Attesa anche per il rilascio di 1966 palestinesi, tra cui 22 minori
L’accordo sulla prima fase del piano Trump per la fine della guerra a Gaza prevede per oggi anche il rilascio di oltre 1900 detenuti palestinesi: 250 ergastolani condannati, a cui si aggiungono 1.722 persone incarcerate da Israele dal 7 ottobre di due anni fa, anche se non coinvolte nell’attacco di Hamas, tra i quali figurano anche 22 minori.
Hamas ha pubblicato un elenco degli oltre 1900 prigionieri palestinesi da rilasciare: è previsto che il Comitato Internazionale della Croce Rossa supervisioni lo scambio di ostaggi.
Il padre di un ostaggio liberato: “Ora tutto sembra più bello”

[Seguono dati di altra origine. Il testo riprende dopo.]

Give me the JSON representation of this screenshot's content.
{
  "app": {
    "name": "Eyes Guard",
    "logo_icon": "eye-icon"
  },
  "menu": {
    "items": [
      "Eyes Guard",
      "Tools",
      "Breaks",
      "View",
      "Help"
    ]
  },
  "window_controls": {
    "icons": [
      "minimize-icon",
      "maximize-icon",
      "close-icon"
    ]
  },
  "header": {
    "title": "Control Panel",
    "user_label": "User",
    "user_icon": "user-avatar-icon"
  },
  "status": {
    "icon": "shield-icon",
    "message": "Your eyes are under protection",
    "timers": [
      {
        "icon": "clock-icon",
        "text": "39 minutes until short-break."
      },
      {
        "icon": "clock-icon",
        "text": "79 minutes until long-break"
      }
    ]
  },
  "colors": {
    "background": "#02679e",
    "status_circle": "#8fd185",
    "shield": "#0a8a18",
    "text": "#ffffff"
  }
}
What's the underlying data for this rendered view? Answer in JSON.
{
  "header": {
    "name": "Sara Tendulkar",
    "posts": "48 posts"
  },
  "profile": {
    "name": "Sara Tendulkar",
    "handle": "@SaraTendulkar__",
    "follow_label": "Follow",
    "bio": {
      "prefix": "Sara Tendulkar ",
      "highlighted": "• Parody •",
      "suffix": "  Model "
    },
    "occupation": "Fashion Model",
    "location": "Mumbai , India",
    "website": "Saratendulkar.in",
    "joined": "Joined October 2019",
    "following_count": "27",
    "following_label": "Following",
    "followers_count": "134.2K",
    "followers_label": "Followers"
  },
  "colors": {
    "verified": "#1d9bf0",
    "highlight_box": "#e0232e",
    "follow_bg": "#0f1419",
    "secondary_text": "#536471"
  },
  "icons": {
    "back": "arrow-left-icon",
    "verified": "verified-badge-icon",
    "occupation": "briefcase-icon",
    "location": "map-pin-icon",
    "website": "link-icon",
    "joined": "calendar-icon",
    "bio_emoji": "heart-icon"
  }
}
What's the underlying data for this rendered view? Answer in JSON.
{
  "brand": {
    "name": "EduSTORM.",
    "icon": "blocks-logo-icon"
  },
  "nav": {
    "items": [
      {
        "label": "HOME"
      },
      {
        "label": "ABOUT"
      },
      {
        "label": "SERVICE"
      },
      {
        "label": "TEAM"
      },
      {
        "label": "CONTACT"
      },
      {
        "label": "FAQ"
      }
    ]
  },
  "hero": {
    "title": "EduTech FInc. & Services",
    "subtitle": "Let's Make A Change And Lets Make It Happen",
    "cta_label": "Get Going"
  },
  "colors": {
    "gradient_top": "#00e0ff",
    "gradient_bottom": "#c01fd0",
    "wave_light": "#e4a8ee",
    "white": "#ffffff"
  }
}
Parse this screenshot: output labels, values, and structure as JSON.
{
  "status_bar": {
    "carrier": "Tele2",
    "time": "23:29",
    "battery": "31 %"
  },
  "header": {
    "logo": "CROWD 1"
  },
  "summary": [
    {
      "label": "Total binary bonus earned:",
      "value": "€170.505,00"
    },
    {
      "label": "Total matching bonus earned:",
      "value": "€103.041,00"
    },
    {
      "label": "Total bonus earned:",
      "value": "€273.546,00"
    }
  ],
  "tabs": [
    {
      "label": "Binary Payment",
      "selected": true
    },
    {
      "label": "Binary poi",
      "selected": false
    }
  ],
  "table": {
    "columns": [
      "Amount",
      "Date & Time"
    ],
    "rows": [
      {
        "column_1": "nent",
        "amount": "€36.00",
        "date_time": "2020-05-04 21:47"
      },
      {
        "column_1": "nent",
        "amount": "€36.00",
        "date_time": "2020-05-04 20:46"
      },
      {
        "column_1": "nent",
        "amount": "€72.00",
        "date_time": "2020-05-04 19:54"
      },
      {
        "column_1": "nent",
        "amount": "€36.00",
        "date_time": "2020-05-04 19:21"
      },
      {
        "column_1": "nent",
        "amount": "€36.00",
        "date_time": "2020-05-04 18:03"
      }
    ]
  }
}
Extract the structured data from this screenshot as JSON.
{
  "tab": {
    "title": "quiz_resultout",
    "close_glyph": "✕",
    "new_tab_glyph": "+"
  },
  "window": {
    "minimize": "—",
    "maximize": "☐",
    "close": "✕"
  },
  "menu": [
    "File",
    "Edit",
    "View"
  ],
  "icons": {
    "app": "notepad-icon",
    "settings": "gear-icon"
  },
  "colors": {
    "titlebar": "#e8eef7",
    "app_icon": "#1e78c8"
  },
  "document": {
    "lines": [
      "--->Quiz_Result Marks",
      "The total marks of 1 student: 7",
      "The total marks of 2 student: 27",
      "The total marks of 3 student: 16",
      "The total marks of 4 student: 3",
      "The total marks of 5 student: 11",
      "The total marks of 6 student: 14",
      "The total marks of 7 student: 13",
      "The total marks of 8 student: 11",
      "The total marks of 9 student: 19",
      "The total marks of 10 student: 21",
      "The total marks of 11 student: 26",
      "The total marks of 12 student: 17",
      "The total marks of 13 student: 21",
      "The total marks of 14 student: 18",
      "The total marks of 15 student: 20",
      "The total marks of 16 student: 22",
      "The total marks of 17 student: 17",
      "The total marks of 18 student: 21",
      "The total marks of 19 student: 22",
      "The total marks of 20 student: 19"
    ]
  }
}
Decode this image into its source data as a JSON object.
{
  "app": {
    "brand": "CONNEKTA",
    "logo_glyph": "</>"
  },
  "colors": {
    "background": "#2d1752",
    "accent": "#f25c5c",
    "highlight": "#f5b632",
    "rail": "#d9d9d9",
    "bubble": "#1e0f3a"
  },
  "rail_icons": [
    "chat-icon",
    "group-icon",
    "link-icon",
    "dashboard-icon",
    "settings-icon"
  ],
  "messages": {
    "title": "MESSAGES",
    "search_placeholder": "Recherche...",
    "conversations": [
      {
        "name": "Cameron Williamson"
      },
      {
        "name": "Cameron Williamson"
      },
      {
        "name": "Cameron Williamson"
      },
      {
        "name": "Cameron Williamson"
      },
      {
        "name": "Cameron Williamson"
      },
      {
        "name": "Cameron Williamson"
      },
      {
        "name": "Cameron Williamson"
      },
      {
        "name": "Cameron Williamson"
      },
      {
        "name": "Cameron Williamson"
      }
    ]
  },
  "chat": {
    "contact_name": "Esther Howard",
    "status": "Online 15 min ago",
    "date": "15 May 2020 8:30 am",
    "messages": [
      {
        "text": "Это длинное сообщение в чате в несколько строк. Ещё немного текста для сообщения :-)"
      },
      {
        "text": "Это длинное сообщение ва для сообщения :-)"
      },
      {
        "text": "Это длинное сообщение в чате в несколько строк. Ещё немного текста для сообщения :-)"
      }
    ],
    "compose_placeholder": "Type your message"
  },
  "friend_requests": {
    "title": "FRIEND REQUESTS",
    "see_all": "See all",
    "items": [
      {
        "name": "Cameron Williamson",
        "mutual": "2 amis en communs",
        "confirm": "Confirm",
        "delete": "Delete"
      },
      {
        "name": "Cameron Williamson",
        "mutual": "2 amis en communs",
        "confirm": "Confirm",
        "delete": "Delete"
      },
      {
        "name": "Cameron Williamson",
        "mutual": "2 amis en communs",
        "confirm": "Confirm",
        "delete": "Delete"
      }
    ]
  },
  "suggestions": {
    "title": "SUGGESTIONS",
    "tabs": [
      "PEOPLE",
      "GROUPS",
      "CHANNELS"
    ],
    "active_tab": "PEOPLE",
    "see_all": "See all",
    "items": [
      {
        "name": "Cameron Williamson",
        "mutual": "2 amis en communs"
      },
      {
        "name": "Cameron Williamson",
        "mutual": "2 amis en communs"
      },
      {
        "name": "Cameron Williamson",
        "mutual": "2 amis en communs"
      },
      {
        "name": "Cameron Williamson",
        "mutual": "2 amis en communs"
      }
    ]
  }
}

Un lungo applauso ha accolto la notizia della liberazione dei primi ostaggi nella Piazza degli Ostaggi a Tel Aviv. Dalla notte migliaia di persone si sono radunate in attesa del rilascio da parte di Hamas.
Ilan Gilboa Dalal, il padre di Guy appena rilasciato da Hamas, ha dichiarato che la famiglia è stata informata: “Svegliarsi in un nuovo mattino, tutto sembra più bello, tutto sembra migliore, i colori nell’aria”, ha detto.
Abbracci e canti in Piazza degli Ostaggi a Tel Aviv
“Gli ostaggi sono nelle mani delle Idf”. Lo ha annunciato uno degli organizzatori del raduno di decine di migliaia di persone in Piazza degli Ostaggi a Tel Aviv, che ha esultato all’annuncio.
Tra i presenti nella Piazza degli Ostaggi a Tel Aviv molti si abbracciano, cantano e sventolano bandiere, guardando un maxi schermo che trasmette in diretta le notizie sulla liberazione, applaudendo ogni volta che vengono segnalati sviluppi positivi.

Ostaggi consegnati all’Idf
La Croce Rossa ha consegnato all’Idf, le forze armate israeliane, i primi 7 ostaggi liberati questa mattina nel nord della Striscia di Gaza.
Hamas: “Impegno per l’accordo, Israele lo rispetti”
“Dichiariamo il nostro impegno nei confronti dell’accordo raggiunto e dei relativi calendari, a condizione che Israele li rispetti”. Lo afferma Hamas in una nota subito dopo il rilascio dei primi sette ostaggi israeliani.
“Gli altri 13 saranno liberati nel sud della Striscia”
I restanti 13 ostaggi israeliani nelle mani di Hamas saranno consegnati alla Croce rossa alle 9 ora italiana nel sud della Striscia di Gaza. Lo ha detto una fonte del movimento di resistenza islamico ad al Jazeera, secondo quanto riferisce Ynet.
Herzog: “Una mattina di grande speranza”
“Questa è una mattina di grande speranza e grande preghiera. Una mattina in cui ci aspettiamo e desideriamo vedere tutti a casa, fino all’ultimo”. Lo ha dichiarato il presidente di Israele Isaac Herzog.
Chi sono i sette ostaggi rilasciati
I sette ostaggi rilasciati da Hamas nel nord di Gaza sono Guy Gilboa-Dalal, Alon Ohel, Omri Miran, Gali e Ziv Berman, Matan Angrest ed Eitan Mor.